Comment by Ray Weisling
I read your posting about vitamins and other nutritional approaches to health care, citing the work of Lilly Gschwendtner. This is just the veritable tip of the iceberg. Many have travelled this path before and have suffered the fate of rigorous orthodox medical authoritarianism and monopolism. The FDA in the USA and other regulatory bodies work hard to cripple these attempts. The WHO is especially guilty in this, with the Codex Alimentarius that would make vitamins prescription drugs and limit their potency.
If we could “reboot” the health care industry and start all over again, there would be no need for 95% of what Big Pharma produces. Other alternatives such as colloidal silver, Jim Humble’s MMS (chlorine dioxide) and even kerosene have a proven track record in subduing many diseases, including viral pandemic ones. There is no need to immunize the body by injecting foreign biologic substances.
What is vital is that people push for the right to choose their own modality in treating their own body.
The Flexner report (1910, sponsored by Carnegie) in the USA greatly limited the scope of “legitimate scientific” medical training to pharmaceutical/drug/chemical modalities, and effectively outlawed bioelectromagnetic research.
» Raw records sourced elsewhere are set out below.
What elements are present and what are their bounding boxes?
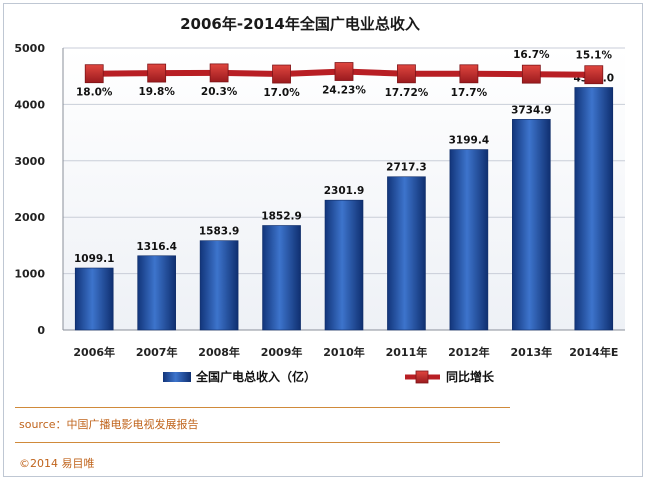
x-tick-label: 2011年 bbox=[386, 345, 428, 359]
y-tick-label: 1000 bbox=[14, 268, 45, 281]
bar bbox=[137, 255, 176, 331]
bar-value-label: 1099.1 bbox=[74, 253, 115, 265]
legend-bar-label: 全国广电总收入（亿） bbox=[195, 369, 316, 384]
growth-value-label: 17.72% bbox=[385, 87, 429, 99]
x-tick-label: 2013年 bbox=[511, 345, 553, 359]
growth-value-label: 24.23% bbox=[322, 85, 366, 97]
divider-bottom bbox=[15, 442, 500, 443]
x-tick-label: 2010年 bbox=[323, 345, 365, 359]
bar bbox=[512, 119, 551, 331]
growth-marker bbox=[84, 64, 104, 84]
bar-value-label: 3734.9 bbox=[511, 104, 552, 116]
y-tick-label: 5000 bbox=[14, 42, 45, 55]
growth-marker bbox=[397, 64, 416, 84]
growth-value-label: 18.0% bbox=[76, 87, 113, 99]
copyright-note: ©2014 易目唯 bbox=[19, 457, 95, 470]
growth-marker bbox=[459, 64, 479, 84]
growth-marker bbox=[272, 64, 291, 84]
x-tick-label: 2006年 bbox=[73, 345, 115, 359]
bar bbox=[387, 176, 426, 331]
chart-title: 2006年-2014年全国广电业总收入 bbox=[180, 15, 420, 33]
x-tick-label: 2008年 bbox=[198, 345, 240, 359]
growth-marker bbox=[584, 65, 604, 85]
bar-value-label: 1316.4 bbox=[136, 241, 177, 253]
growth-value-label: 17.0% bbox=[263, 87, 300, 99]
growth-marker bbox=[334, 62, 354, 81]
bar-value-label: 2717.3 bbox=[386, 162, 427, 174]
x-tick-label: 2014年E bbox=[569, 345, 618, 359]
bar-value-label: 2301.9 bbox=[324, 185, 365, 197]
legend-line-label: 同比增长 bbox=[446, 369, 495, 384]
bar-value-label: 1583.9 bbox=[199, 226, 240, 238]
growth-marker bbox=[521, 64, 541, 84]
bar bbox=[324, 199, 364, 331]
y-tick-label: 0 bbox=[37, 324, 45, 337]
bar-value-label: 1852.9 bbox=[261, 210, 302, 222]
bar bbox=[574, 87, 614, 331]
growth-value-label: 15.1% bbox=[576, 50, 613, 62]
y-tick-label: 3000 bbox=[14, 155, 45, 168]
growth-marker bbox=[147, 63, 167, 83]
bar bbox=[262, 225, 301, 331]
bar bbox=[449, 149, 489, 331]
growth-marker bbox=[209, 63, 229, 83]
x-tick-label: 2012年 bbox=[448, 345, 490, 359]
y-tick-label: 4000 bbox=[14, 98, 45, 111]
legend-bar-swatch bbox=[163, 372, 191, 382]
bar-value-label: 3199.4 bbox=[449, 135, 490, 147]
growth-value-label: 17.7% bbox=[451, 87, 488, 99]
legend-line-marker bbox=[415, 370, 429, 384]
growth-value-label: 20.3% bbox=[201, 86, 238, 98]
bar bbox=[74, 267, 114, 331]
x-tick-label: 2009年 bbox=[261, 345, 303, 359]
source-note: source：中国广播电影电视发展报告 bbox=[19, 418, 199, 431]
bar bbox=[199, 240, 239, 331]
divider-top bbox=[15, 407, 510, 408]
growth-value-label: 16.7% bbox=[513, 49, 550, 61]
y-tick-label: 2000 bbox=[14, 211, 45, 224]
x-tick-label: 2007年 bbox=[136, 345, 178, 359]
growth-value-label: 19.8% bbox=[138, 86, 175, 98]
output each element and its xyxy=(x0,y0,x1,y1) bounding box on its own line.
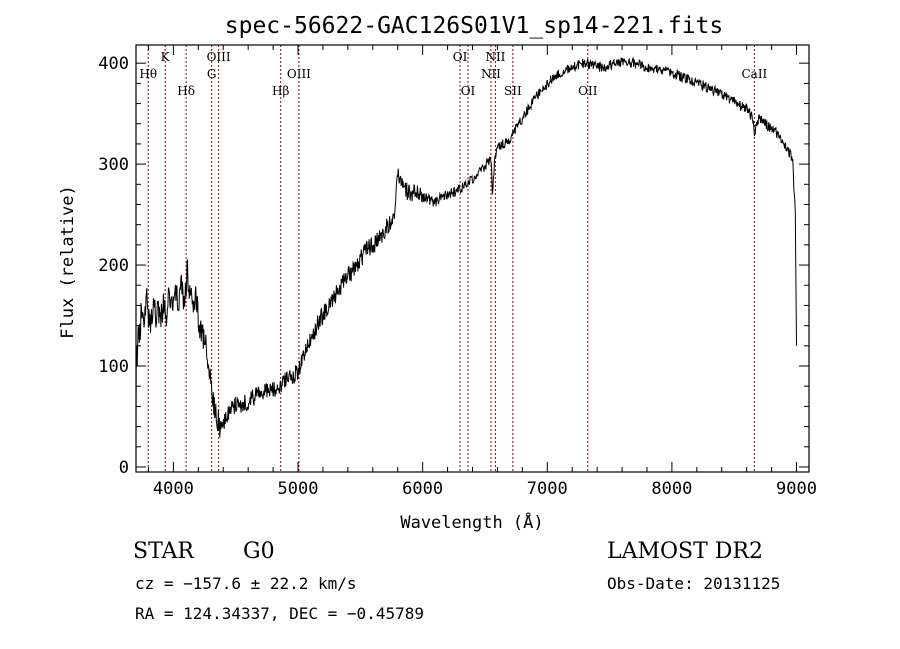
object-subclass: G0 xyxy=(243,539,275,564)
y-tick-label: 400 xyxy=(98,54,129,74)
y-tick-label: 300 xyxy=(98,155,129,175)
x-tick-label: 4000 xyxy=(153,479,194,499)
line-label: NII xyxy=(481,67,501,81)
line-label: OIII xyxy=(207,50,231,64)
line-label: NII xyxy=(485,50,505,64)
line-label: OIII xyxy=(287,67,311,81)
x-tick-label: 5000 xyxy=(278,479,319,499)
x-tick-label: 6000 xyxy=(402,479,443,499)
y-tick-label: 100 xyxy=(98,357,129,377)
line-label: K xyxy=(161,50,171,64)
object-class: STAR xyxy=(133,539,194,564)
line-label: Hβ xyxy=(272,84,289,98)
chart-title: spec-56622-GAC126S01V1_sp14-221.fits xyxy=(225,13,724,39)
x-axis-label: Wavelength (Å) xyxy=(400,511,543,533)
line-label: Hδ xyxy=(177,84,195,98)
y-tick-label: 200 xyxy=(98,256,129,276)
x-tick-label: 9000 xyxy=(776,479,817,499)
cz-value: cz = −157.6 ± 22.2 km/s xyxy=(135,574,357,593)
x-tick-label: 8000 xyxy=(651,479,692,499)
x-tick-label: 7000 xyxy=(527,479,568,499)
spectrum-line xyxy=(135,56,797,450)
line-label: G xyxy=(207,67,217,81)
line-label: OI xyxy=(461,84,476,98)
line-label: CaII xyxy=(741,67,767,81)
survey-name: LAMOST DR2 xyxy=(607,539,763,564)
line-label: Hθ xyxy=(139,67,157,81)
coordinates: RA = 124.34337, DEC = −0.45789 xyxy=(135,604,424,623)
line-label: OII xyxy=(578,84,598,98)
line-label: SII xyxy=(504,84,522,98)
line-label: OI xyxy=(453,50,468,64)
y-tick-label: 0 xyxy=(119,458,129,478)
y-axis-label: Flux (relative) xyxy=(58,185,78,339)
obs-date: Obs-Date: 20131125 xyxy=(607,574,781,593)
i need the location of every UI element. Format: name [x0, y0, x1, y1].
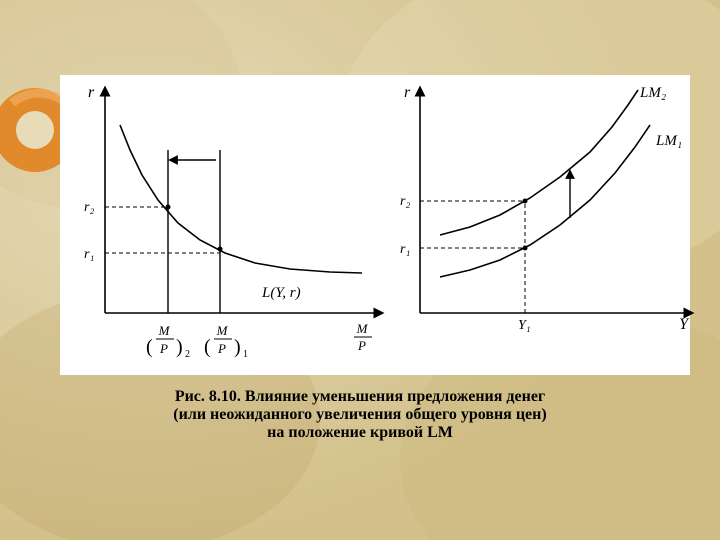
figure-caption: Рис. 8.10. Влияние уменьшения предложени…	[80, 388, 640, 442]
svg-text:P: P	[217, 341, 226, 356]
left-y-label: r	[88, 84, 95, 101]
right-point-r1	[523, 246, 528, 251]
svg-text:2: 2	[185, 349, 190, 360]
r1-label-left: r₁	[84, 247, 94, 262]
left-point-2	[166, 205, 171, 210]
svg-text:(: (	[146, 336, 153, 358]
mp-axis-label: M P	[354, 321, 372, 353]
svg-text:(: (	[204, 336, 211, 358]
svg-text:): )	[176, 336, 183, 358]
caption-line-2: (или неожиданного увеличения общего уров…	[80, 406, 640, 424]
page-root: r L(Y, r) r₁ r₂ M	[0, 0, 720, 540]
mp2-label: ( M P ) 2	[146, 323, 190, 360]
lm1-label: LM₁	[655, 133, 682, 149]
curve-label: L(Y, r)	[261, 285, 301, 301]
svg-text:P: P	[357, 338, 366, 353]
right-chart: r Y LM₁ LM₂ r₁ r₂ Y₁	[400, 84, 690, 333]
right-y-label: r	[404, 84, 411, 101]
caption-line-1: Рис. 8.10. Влияние уменьшения предложени…	[80, 388, 640, 406]
lm2-label: LM₂	[639, 85, 666, 101]
svg-text:M: M	[158, 323, 171, 338]
svg-text:P: P	[159, 341, 168, 356]
svg-text:M: M	[356, 321, 369, 336]
caption-line-3: на положение кривой LM	[80, 424, 640, 442]
svg-text:): )	[234, 336, 241, 358]
left-point-1	[218, 247, 223, 252]
r1-label-right: r₁	[400, 242, 410, 257]
svg-text:1: 1	[243, 349, 248, 360]
r2-label-left: r₂	[84, 200, 94, 215]
y1-label: Y₁	[518, 318, 531, 333]
lm2-curve	[440, 90, 638, 235]
money-demand-curve	[120, 125, 362, 273]
r2-label-right: r₂	[400, 194, 410, 209]
left-chart: r L(Y, r) r₁ r₂ M	[84, 84, 380, 360]
mp1-label: ( M P ) 1	[204, 323, 248, 360]
right-point-r2	[523, 199, 528, 204]
right-x-label: Y	[679, 316, 690, 333]
svg-text:M: M	[216, 323, 229, 338]
figure-panel: r L(Y, r) r₁ r₂ M	[60, 75, 690, 375]
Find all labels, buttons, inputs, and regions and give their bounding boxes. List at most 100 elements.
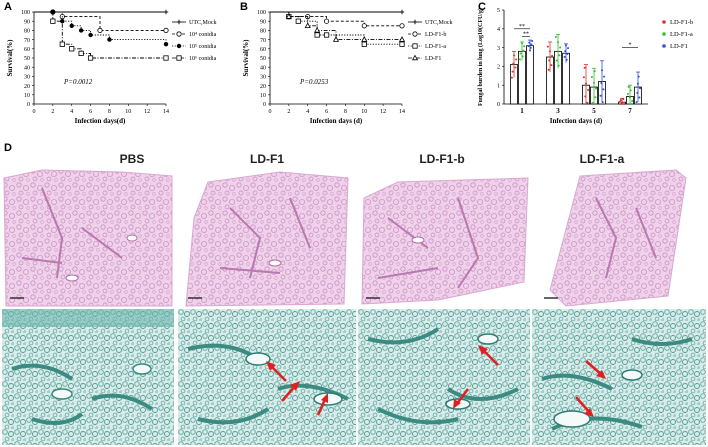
data-dot-1 — [521, 42, 523, 45]
panel-letter-c: C — [478, 1, 486, 13]
legend-marker-2 — [176, 43, 182, 49]
panel-letter-d: D — [4, 142, 12, 154]
sig-label: ** — [519, 24, 525, 30]
data-dot-0 — [586, 101, 589, 104]
data-dot-0 — [587, 88, 590, 91]
legend-dot-0 — [662, 20, 666, 24]
y-tick-label: 30 — [24, 75, 30, 81]
series-marker-1 — [163, 27, 169, 33]
data-dot-1 — [629, 96, 631, 99]
data-dot-0 — [511, 70, 514, 73]
x-tick-label: 4 — [306, 109, 309, 115]
legend-label-3: LD-F1 — [425, 56, 441, 62]
series-marker-2 — [323, 32, 330, 38]
data-dot-0 — [550, 64, 553, 67]
data-dot-1 — [629, 89, 632, 92]
data-dot-2 — [601, 101, 604, 104]
x-tick-label: 10 — [361, 109, 367, 115]
y-tick-label: 20 — [260, 84, 266, 90]
x-axis-label: Infection days (d) — [550, 117, 603, 125]
p-value-annotation: P=0.0012 — [63, 78, 93, 86]
category-label: 5 — [592, 107, 596, 115]
series-marker-2 — [78, 28, 84, 33]
y-tick-label: 20 — [24, 84, 30, 90]
series-marker-2 — [399, 41, 405, 47]
data-dot-0 — [547, 68, 550, 71]
series-line-2 — [34, 11, 167, 45]
data-dot-0 — [515, 58, 518, 61]
x-tick-label: 12 — [144, 109, 150, 115]
data-dot-1 — [590, 75, 593, 78]
y-tick-label: 0 — [263, 102, 266, 108]
y-axis-label: Survival(%) — [6, 39, 14, 77]
data-dot-1 — [631, 99, 634, 102]
data-dot-2 — [601, 69, 603, 72]
x-tick-label: 2 — [287, 109, 290, 115]
legend-label-2: 10⁵ conidia — [189, 44, 217, 50]
y-tick-label: 70 — [260, 38, 266, 44]
data-dot-1 — [594, 96, 597, 99]
x-tick-label: 0 — [269, 109, 272, 115]
series-marker-1 — [323, 18, 330, 24]
data-dot-0 — [620, 103, 623, 105]
x-tick-label: 6 — [325, 109, 328, 115]
data-dot-2 — [637, 82, 639, 85]
data-dot-1 — [593, 81, 595, 84]
legend-label-0: UTC,Mock — [425, 20, 453, 26]
legend-label-2: LD-F1-a — [425, 44, 446, 50]
p-value-annotation: P=0.0253 — [299, 78, 329, 86]
data-dot-2 — [635, 101, 638, 104]
data-dot-2 — [599, 94, 602, 97]
data-dot-2 — [529, 49, 531, 52]
data-dot-2 — [602, 88, 605, 91]
data-dot-0 — [549, 50, 551, 53]
he-image-pbs — [3, 169, 173, 307]
y-tick-label: 90 — [24, 19, 30, 25]
series-marker-1 — [97, 27, 103, 33]
data-dot-1 — [591, 101, 594, 104]
data-dot-2 — [531, 39, 534, 42]
y-tick-label: 10 — [24, 93, 30, 99]
histo-label-ld-f1-b: LD-F1-b — [419, 152, 465, 166]
x-tick-label: 14 — [163, 109, 169, 115]
category-label: 3 — [556, 107, 560, 115]
data-dot-0 — [619, 99, 622, 102]
legend-marker-2 — [412, 43, 418, 49]
y-tick-label: 50 — [260, 56, 266, 62]
series-marker-3 — [163, 55, 169, 61]
data-dot-1 — [518, 58, 521, 61]
series-marker-3 — [78, 50, 84, 57]
data-dot-2 — [639, 87, 642, 90]
data-dot-2 — [637, 75, 640, 78]
legend-label-0: UTC,Mock — [189, 20, 217, 26]
data-dot-1 — [519, 52, 522, 55]
data-dot-0 — [546, 45, 549, 48]
series-marker-3 — [69, 46, 75, 52]
data-dot-0 — [512, 62, 515, 65]
data-dot-0 — [623, 103, 626, 105]
gms-image-pbs — [2, 309, 174, 445]
y-tick-label: 60 — [24, 47, 30, 53]
legend-marker-1 — [412, 31, 418, 37]
category-label: 7 — [628, 107, 632, 115]
y-tick-label: 80 — [24, 29, 30, 35]
sig-label: ** — [523, 31, 529, 37]
data-dot-1 — [523, 45, 526, 48]
category-label: 1 — [520, 107, 524, 115]
data-dot-1 — [557, 64, 560, 67]
data-dot-2 — [529, 46, 532, 49]
he-image-ld-f1-b — [361, 177, 529, 305]
series-marker-3 — [361, 36, 368, 42]
data-dot-0 — [584, 95, 587, 98]
legend-label-1: LD-F1-b — [425, 32, 446, 38]
data-dot-1 — [595, 87, 598, 90]
data-dot-1 — [557, 41, 559, 44]
data-dot-1 — [559, 46, 562, 49]
he-image-ld-f1-a — [544, 169, 687, 307]
legend-dot-1 — [662, 32, 666, 36]
legend-label-1: LD-F1-a — [670, 31, 693, 38]
legend-marker-1 — [176, 31, 182, 37]
he-image-ld-f1 — [185, 171, 349, 307]
data-dot-2 — [527, 45, 530, 48]
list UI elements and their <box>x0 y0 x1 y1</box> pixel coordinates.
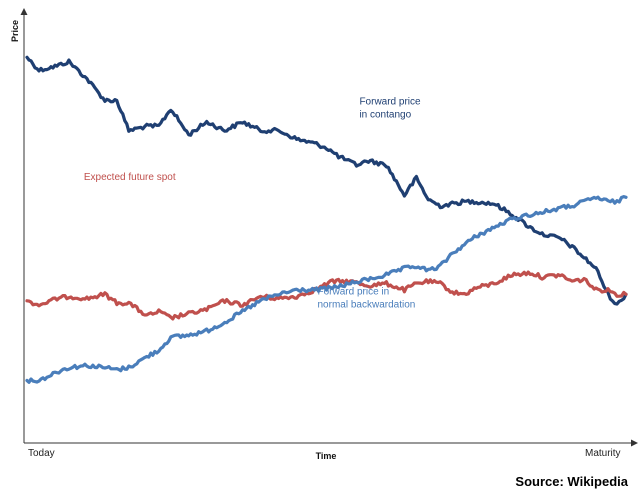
source-caption: Source: Wikipedia <box>515 474 628 489</box>
annotation-layer: Forward price in contango Expected future … <box>84 97 421 311</box>
series-line-1 <box>25 270 628 321</box>
x-axis-title: Time <box>316 451 337 461</box>
axes <box>20 8 638 447</box>
series-annotation-2: Forward price in normal backwardation <box>318 286 416 310</box>
x-tick-label-start: Today <box>28 448 55 459</box>
series-annotation-0: Forward price in contango <box>359 97 421 121</box>
y-axis-title: Price <box>10 20 20 42</box>
y-axis-arrow-icon <box>20 8 28 15</box>
series-layer <box>25 55 628 384</box>
series-line-2 <box>25 195 628 384</box>
x-axis-arrow-icon <box>631 439 638 447</box>
series-annotation-1: Expected future spot <box>84 172 176 183</box>
series-line-0 <box>25 55 628 306</box>
x-tick-label-end: Maturity <box>585 448 621 459</box>
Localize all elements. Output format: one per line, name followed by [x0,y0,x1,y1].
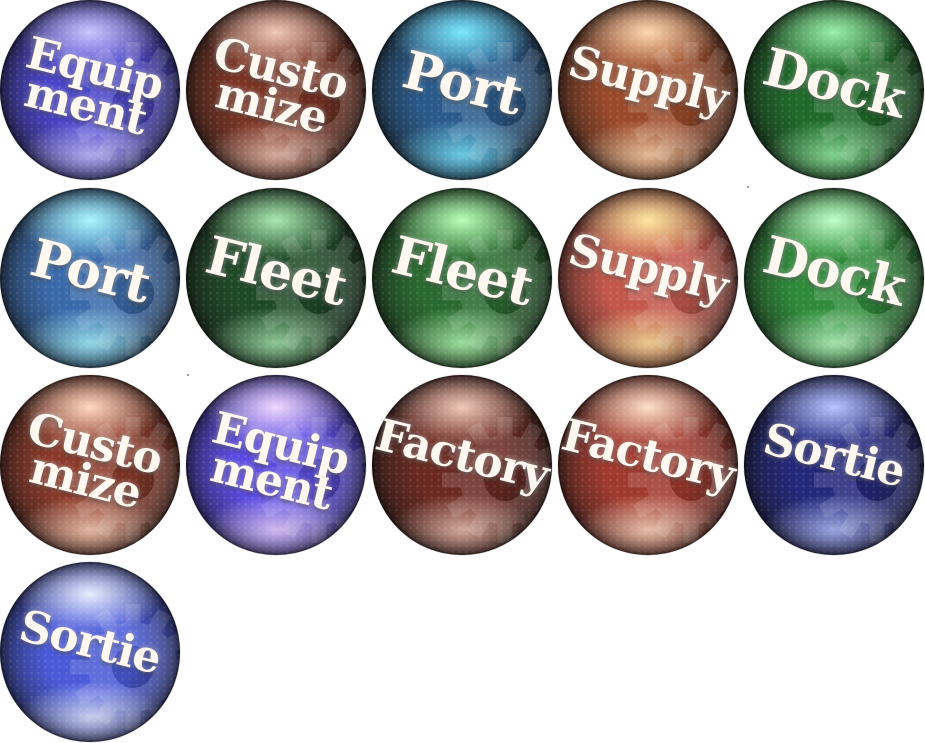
button-label: Custo mize [22,402,168,520]
equipment-active-button[interactable]: Equip ment [186,375,366,555]
port-active-button[interactable]: Port [0,188,180,368]
dock-active-button[interactable]: Dock [744,188,924,368]
gear-icon [430,405,552,555]
button-label: Fleet [385,224,539,319]
factory-button[interactable]: Factory [372,375,552,555]
button-label: Supply [563,224,733,313]
button-label: Fleet [199,224,353,319]
orb-rim [0,562,180,742]
button-label: Equip ment [19,27,169,146]
button-label: Port [24,227,156,316]
orb-rim [0,0,180,180]
button-label: Custo mize [208,27,354,145]
button-label: Dock [757,36,912,131]
gear-icon [430,218,552,368]
button-label: Port [396,39,528,128]
button-label: Factory [558,409,738,502]
supply-button[interactable]: Supply [558,0,738,180]
sortie-button[interactable]: Sortie [744,375,924,555]
equipment-button[interactable]: Equip ment [0,0,180,180]
fleet-button[interactable]: Fleet [186,188,366,368]
hex-texture [0,188,180,368]
hex-texture [0,375,180,555]
orb-rim [372,188,552,368]
orb-rim [744,375,924,555]
hex-texture [372,188,552,368]
gear-icon [616,405,738,555]
hex-texture [744,188,924,368]
orb-rim [186,188,366,368]
customize-active-button[interactable]: Custo mize [0,375,180,555]
orb-rim [558,188,738,368]
hex-texture [186,188,366,368]
supply-active-button[interactable]: Supply [558,188,738,368]
orb-rim [0,188,180,368]
stray-dot [747,186,749,188]
hex-texture [744,375,924,555]
hex-texture [744,0,924,180]
orb-rim [558,0,738,180]
button-label: Dock [757,224,912,319]
sortie-active-button[interactable]: Sortie [0,562,180,742]
gear-icon [58,592,180,742]
gear-icon [802,218,924,368]
hex-texture [186,375,366,555]
customize-button[interactable]: Custo mize [186,0,366,180]
hex-texture [372,375,552,555]
gear-icon [616,218,738,368]
button-label: Factory [372,409,552,502]
orb-rim [372,0,552,180]
port-button[interactable]: Port [372,0,552,180]
gear-icon [58,30,180,180]
gear-icon [802,405,924,555]
gear-icon [244,218,366,368]
hex-texture [372,0,552,180]
gear-icon [244,30,366,180]
button-label: Supply [563,36,733,125]
hex-texture [0,0,180,180]
gear-icon [58,405,180,555]
dock-button[interactable]: Dock [744,0,924,180]
gear-icon [616,30,738,180]
hex-texture [0,562,180,742]
hex-texture [186,0,366,180]
fleet-active-button[interactable]: Fleet [372,188,552,368]
stray-dot [187,374,189,376]
gear-icon [802,30,924,180]
factory-active-button[interactable]: Factory [558,375,738,555]
hex-texture [558,375,738,555]
button-label: Sortie [758,413,910,498]
orb-rim [0,375,180,555]
orb-rim [558,375,738,555]
gear-icon [58,218,180,368]
gear-icon [244,405,366,555]
orb-rim [372,375,552,555]
orb-rim [186,375,366,555]
button-label: Equip ment [205,402,355,521]
hex-texture [558,188,738,368]
button-label: Sortie [14,600,166,685]
gear-icon [430,30,552,180]
orb-rim [744,188,924,368]
hex-texture [558,0,738,180]
orb-rim [744,0,924,180]
orb-rim [186,0,366,180]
A few daring doctors like Robert O Becker in the 1960s did work in bioelectric effects and with great success, but in general the better work in these areas was done in Eastern Europe and in the former USSR. The USA is now probably the worst place to be if you get a disease. The FDA recently raided health food stores who were selling unpasteurized milk (raw milk), with agents bearing firearms. [WTF!].
Don’t forget the pioneering work of Willhelm Reich, Gaston Naessens and in Pasteur’s time, Antoine Bechamp. I see that Gschwendtner cites Guenter Enderlein, who is in the same league with these same names I mention.